用意した200本は初日だけで完売。復興の象徴として小高の人たちを元気づけました。次の年には地元の農家や役所の庭など64軒が唐辛子づくりに手を挙げ、小高での唐辛子づくりは広がっていくことに。ところが、その翌年には半分以上がやめてしまったといいます。ただし、その理由は廣畑さんを喜ばせるものでした。
「元々やってたブロッコリーやキュウリを作るからって言うんだよ。数年前はとにかく作れることを喜んでた人たちが、本来作っていたものに戻れたのがめっちゃ嬉しかったよね」。

小高工房で販売をしている「小高一味」。黄色いキャップは大辛。辛党にはたまらない!

一枚一枚スタンプを押して仕上げた小高工房の紙袋。

被災地仕様ではなく美味しいものを

震災・原発事故を乗り越えた唐辛子から生まれた「小高一味」ですが、廣畑さんは復興の切り口として取り上げられたくないと話します。

「支援がないとここで生きていけないと思われるのは悔しいじゃない。小高一味は商品なんだから売れなきゃ意味がないし、お客様は被災地仕様じゃなくて美味しいものを買っていくから。だからこそ商品自体に魅力がないとダメ!」。

味にも品質にも徹底的にこだわり、種と皮、胎座(種がついているワタの部分)を全部手作業で細かく分けているのだとか。こうすることで辛さの中にも豊かな風味が感じられる、唯一無二の「小高一味」に仕上げています。

目の前のことをひとつひとつ大事にする

最後に今後の目標を聞いてみるとこんな答えが返ってきました。
「小高一味を作り始めた時、93歳のおばあさんに『来年もつくるんだからおめえ絶対売ってこいよ!』って言われたことがあるの。『売れなきゃ来年に回せばいい』なんて思ってたけど、そうはいかない。本当に責任重大だよね。今後は小高の唐辛子を使った新しい商品も考えてるよ。地元×地元のような商品を作りたいよね」。
コロナ禍で再び困難に直面している中にあっても目の前のことをひとつひとつ大事にしたいという廣畑さんの言葉は、とても前向きで力強いものでした。冒頭で紹介した新商品がどんな形になるのかも楽しみに待ちたいと思います。
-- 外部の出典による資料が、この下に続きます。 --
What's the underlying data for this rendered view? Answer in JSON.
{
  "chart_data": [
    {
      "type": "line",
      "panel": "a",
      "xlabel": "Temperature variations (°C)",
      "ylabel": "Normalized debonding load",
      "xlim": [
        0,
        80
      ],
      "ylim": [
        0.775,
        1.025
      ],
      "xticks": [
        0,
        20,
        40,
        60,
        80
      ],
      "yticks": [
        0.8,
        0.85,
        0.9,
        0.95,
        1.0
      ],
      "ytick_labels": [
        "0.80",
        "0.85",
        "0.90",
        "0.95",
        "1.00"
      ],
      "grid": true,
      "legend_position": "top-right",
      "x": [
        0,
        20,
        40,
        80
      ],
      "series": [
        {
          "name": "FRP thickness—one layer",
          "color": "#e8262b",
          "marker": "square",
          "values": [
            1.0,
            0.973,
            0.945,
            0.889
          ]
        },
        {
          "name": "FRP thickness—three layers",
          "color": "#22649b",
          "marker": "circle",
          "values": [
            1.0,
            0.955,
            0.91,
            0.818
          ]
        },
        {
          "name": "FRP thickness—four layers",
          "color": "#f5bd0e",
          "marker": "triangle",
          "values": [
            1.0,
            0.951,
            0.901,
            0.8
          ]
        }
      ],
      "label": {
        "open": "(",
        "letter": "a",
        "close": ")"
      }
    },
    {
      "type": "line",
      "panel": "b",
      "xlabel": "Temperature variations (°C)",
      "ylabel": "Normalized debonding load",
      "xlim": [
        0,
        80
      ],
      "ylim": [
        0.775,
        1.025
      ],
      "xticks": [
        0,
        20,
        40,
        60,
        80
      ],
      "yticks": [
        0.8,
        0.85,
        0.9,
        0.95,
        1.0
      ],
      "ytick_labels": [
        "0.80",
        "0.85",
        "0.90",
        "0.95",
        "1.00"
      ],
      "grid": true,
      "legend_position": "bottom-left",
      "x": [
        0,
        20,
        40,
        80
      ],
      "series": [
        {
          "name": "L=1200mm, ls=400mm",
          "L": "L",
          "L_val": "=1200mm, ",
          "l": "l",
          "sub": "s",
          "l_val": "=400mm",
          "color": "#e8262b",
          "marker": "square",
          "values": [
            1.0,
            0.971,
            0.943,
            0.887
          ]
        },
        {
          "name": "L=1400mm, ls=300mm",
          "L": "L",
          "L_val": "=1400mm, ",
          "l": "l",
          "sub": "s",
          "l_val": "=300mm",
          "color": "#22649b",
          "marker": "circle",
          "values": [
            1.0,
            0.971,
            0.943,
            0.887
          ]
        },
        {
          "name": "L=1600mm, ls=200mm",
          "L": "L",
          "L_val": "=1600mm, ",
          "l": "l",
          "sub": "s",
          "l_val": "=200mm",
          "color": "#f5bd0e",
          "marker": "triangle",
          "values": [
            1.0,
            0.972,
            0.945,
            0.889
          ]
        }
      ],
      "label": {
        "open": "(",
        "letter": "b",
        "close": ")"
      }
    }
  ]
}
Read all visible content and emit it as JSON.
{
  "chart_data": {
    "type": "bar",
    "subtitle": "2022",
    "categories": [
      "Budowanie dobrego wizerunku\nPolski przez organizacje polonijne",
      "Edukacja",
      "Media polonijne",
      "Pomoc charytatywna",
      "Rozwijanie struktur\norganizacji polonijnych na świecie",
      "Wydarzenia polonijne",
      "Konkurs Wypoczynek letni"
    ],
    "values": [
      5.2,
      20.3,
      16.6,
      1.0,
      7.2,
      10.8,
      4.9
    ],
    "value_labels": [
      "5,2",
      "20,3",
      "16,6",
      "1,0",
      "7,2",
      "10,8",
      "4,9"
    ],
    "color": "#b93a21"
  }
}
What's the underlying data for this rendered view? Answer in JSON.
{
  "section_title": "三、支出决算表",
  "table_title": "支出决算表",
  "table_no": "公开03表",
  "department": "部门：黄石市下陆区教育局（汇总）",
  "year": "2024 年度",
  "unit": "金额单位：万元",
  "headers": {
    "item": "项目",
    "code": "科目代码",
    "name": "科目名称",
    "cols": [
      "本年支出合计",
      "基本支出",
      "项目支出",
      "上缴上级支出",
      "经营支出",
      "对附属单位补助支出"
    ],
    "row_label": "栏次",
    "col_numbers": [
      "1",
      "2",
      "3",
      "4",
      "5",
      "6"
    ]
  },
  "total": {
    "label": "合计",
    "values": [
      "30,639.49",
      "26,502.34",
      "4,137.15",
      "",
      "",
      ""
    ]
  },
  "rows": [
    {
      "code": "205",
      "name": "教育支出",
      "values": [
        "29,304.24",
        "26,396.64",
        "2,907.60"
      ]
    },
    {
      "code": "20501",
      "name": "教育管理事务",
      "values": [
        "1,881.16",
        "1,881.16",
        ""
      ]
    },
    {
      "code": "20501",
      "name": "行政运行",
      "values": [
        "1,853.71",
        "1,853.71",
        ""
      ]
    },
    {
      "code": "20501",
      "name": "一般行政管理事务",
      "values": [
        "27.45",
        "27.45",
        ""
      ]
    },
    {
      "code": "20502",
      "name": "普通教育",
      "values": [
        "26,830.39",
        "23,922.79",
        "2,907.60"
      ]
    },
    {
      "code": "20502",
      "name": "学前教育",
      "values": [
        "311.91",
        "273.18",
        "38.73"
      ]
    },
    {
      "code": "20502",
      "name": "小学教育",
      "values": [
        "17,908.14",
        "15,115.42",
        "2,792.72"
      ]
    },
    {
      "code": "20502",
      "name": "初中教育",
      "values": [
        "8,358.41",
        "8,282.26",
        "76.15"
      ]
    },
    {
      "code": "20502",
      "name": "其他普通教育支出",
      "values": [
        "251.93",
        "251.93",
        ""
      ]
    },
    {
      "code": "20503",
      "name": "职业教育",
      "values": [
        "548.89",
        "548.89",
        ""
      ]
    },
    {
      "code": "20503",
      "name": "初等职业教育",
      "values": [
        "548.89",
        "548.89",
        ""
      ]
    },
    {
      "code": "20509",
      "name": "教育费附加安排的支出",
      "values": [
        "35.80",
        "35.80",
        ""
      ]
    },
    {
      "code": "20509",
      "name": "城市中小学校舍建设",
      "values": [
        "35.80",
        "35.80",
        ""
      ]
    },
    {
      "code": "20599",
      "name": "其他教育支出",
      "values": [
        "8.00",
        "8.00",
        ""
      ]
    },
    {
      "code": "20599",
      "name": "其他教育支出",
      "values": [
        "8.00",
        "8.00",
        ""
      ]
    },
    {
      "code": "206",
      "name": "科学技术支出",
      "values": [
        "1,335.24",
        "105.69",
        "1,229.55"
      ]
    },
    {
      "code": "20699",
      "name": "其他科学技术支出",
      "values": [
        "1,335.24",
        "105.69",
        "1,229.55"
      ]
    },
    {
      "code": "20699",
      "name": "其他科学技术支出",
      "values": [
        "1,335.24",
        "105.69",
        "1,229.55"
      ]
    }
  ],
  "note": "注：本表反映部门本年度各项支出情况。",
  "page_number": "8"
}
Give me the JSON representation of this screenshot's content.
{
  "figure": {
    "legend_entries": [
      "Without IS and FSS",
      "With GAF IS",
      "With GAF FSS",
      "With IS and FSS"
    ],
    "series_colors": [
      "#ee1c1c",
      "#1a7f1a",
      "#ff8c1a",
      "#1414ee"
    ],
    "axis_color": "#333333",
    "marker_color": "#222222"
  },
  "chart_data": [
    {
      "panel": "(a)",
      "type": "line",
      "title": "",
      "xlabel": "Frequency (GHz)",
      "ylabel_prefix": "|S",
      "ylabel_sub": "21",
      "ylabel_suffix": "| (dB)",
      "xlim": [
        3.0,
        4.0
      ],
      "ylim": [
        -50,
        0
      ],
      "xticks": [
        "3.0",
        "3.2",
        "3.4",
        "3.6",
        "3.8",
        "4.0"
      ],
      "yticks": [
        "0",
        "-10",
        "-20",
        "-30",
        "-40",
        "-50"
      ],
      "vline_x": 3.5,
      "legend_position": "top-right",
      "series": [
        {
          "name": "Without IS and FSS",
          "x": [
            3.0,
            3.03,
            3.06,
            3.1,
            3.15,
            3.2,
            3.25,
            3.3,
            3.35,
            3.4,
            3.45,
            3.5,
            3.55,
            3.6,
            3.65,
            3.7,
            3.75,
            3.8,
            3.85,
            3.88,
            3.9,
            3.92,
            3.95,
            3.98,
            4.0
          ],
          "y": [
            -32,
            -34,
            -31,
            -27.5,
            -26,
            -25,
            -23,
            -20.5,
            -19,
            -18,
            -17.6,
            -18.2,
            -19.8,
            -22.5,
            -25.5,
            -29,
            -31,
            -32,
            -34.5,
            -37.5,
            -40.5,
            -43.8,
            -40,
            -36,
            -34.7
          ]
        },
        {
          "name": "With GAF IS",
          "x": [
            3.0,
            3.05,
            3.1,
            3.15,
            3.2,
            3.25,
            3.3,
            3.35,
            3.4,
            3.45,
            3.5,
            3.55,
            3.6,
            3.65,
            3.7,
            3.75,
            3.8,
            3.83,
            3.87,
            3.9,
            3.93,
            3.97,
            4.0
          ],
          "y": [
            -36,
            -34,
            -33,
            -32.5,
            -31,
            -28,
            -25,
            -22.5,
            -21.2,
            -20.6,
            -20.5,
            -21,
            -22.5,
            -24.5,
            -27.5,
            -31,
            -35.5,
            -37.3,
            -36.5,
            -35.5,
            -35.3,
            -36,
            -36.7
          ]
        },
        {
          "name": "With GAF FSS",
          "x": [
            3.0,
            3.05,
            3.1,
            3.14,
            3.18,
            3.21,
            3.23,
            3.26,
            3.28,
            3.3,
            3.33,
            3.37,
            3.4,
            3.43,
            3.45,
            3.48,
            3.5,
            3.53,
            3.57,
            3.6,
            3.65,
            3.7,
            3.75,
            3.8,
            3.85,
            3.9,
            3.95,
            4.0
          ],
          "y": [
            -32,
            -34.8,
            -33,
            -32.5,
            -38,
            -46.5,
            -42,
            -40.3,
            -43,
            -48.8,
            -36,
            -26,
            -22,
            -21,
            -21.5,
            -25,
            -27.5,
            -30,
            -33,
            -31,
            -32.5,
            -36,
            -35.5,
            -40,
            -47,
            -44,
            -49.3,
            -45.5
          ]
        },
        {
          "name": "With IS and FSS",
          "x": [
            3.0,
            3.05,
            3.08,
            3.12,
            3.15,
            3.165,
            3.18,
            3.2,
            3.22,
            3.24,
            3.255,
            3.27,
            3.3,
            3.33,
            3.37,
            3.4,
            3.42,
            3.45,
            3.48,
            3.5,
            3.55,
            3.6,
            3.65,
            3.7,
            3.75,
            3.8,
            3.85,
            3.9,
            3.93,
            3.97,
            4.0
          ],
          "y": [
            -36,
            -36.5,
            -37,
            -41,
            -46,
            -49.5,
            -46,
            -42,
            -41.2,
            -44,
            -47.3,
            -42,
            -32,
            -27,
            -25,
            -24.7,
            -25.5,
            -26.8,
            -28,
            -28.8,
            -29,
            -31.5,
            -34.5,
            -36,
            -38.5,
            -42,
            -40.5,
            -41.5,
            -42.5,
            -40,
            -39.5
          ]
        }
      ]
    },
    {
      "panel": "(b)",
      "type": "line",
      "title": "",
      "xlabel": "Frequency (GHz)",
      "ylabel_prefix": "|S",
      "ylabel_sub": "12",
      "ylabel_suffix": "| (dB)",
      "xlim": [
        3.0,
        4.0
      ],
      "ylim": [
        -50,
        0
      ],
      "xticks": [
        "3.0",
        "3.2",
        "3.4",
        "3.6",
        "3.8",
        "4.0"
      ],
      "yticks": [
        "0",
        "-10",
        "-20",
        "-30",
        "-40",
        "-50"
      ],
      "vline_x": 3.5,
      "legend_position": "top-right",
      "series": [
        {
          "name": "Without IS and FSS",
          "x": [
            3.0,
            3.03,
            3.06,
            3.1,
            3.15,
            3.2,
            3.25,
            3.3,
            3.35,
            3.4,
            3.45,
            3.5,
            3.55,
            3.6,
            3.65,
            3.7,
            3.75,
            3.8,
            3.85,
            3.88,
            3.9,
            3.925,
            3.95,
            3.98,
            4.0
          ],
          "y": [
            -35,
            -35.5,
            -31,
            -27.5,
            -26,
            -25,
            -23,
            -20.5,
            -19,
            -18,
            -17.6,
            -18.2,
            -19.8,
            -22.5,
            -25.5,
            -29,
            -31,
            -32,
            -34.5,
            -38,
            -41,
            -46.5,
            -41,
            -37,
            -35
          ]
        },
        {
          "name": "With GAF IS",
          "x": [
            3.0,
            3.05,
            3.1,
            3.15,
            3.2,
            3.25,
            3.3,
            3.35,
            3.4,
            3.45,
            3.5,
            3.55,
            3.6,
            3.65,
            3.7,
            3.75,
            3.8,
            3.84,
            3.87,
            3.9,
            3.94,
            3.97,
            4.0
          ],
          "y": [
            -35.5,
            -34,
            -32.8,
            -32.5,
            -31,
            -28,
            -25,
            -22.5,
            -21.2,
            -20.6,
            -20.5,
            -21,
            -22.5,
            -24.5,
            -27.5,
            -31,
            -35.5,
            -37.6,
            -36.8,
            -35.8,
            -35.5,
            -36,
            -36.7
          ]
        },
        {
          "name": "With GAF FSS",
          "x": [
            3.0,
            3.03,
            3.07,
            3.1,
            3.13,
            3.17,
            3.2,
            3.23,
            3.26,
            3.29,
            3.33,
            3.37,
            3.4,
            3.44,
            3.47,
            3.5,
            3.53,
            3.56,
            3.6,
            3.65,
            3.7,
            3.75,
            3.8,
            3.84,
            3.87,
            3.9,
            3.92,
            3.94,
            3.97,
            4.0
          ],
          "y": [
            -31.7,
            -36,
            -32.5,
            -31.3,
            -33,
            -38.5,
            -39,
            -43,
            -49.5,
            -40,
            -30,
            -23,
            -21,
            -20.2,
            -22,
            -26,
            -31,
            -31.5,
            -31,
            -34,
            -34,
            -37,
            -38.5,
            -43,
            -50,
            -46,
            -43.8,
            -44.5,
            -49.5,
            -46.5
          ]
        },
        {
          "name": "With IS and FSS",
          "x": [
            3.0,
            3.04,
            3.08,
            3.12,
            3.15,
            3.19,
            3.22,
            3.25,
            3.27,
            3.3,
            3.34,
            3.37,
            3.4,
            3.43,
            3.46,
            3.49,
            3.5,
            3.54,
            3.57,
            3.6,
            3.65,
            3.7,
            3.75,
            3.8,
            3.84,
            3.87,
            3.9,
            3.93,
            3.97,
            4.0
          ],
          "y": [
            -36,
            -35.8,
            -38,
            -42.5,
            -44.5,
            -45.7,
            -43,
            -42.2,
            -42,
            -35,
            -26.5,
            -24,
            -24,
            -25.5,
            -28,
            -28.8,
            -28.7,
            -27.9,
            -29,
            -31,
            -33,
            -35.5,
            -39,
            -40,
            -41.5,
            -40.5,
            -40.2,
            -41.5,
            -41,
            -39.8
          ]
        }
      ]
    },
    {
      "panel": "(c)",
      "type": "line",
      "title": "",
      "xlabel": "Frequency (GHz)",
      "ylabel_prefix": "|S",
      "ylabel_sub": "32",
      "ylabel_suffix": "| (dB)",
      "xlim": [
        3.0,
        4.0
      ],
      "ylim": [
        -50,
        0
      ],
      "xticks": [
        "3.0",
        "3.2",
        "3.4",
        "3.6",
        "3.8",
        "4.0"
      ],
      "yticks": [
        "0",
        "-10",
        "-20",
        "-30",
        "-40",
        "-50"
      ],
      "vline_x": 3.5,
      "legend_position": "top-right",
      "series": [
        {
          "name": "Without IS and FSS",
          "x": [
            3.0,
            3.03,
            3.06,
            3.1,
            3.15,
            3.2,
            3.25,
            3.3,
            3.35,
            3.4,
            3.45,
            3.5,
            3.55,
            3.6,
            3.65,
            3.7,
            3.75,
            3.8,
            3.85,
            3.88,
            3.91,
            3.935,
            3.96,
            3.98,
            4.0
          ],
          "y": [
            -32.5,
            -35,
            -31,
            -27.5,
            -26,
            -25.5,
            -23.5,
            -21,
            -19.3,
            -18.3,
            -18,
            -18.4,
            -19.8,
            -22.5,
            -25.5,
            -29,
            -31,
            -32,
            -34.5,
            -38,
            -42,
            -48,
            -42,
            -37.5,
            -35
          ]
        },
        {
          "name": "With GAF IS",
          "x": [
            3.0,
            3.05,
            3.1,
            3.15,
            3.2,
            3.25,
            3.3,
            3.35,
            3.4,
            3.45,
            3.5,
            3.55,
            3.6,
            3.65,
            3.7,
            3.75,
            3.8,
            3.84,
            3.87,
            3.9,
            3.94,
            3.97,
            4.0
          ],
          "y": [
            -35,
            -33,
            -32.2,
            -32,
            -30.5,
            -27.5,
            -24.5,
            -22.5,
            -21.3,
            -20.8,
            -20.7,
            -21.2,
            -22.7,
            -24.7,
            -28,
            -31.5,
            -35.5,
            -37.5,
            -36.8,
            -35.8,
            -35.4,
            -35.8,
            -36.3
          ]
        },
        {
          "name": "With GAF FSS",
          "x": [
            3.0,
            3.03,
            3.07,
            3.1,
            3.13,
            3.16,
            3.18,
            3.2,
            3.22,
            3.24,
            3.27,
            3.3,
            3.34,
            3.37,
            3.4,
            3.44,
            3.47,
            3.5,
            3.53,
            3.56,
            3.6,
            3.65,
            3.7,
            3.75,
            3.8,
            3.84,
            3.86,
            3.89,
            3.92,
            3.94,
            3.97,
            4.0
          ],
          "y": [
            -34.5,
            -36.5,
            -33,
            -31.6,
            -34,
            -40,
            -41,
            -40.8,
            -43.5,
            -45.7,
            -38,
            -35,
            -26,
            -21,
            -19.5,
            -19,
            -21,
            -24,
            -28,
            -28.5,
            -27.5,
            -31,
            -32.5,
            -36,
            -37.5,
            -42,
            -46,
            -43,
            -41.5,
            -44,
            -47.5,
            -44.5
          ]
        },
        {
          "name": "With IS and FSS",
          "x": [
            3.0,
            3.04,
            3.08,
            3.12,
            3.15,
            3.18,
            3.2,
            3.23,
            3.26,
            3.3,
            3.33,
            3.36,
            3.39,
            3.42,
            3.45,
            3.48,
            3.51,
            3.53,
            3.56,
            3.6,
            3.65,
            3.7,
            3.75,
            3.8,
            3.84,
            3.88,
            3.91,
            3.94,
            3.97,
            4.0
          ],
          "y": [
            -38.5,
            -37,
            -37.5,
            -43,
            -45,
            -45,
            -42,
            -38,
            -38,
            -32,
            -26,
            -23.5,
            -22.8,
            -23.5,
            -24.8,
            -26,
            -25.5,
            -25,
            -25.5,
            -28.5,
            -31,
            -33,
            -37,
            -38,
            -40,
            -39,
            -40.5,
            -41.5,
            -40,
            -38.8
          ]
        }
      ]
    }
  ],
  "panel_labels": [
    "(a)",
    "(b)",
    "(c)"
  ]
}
この日、「感じたままに文章を書けばいいよ。」と取材班に伝えてくださったことがとても印象的でした。

小高工房

コワーキングスペース「小高工房」は、住民の憩いの場に留まらず、地域全体が元気になる様々な活動を続けています。その一つに「小高唐辛子プロジェクト」があります。趣旨に賛同していただいた方と共に、熱い想いで唐辛子を栽培、加工をしています。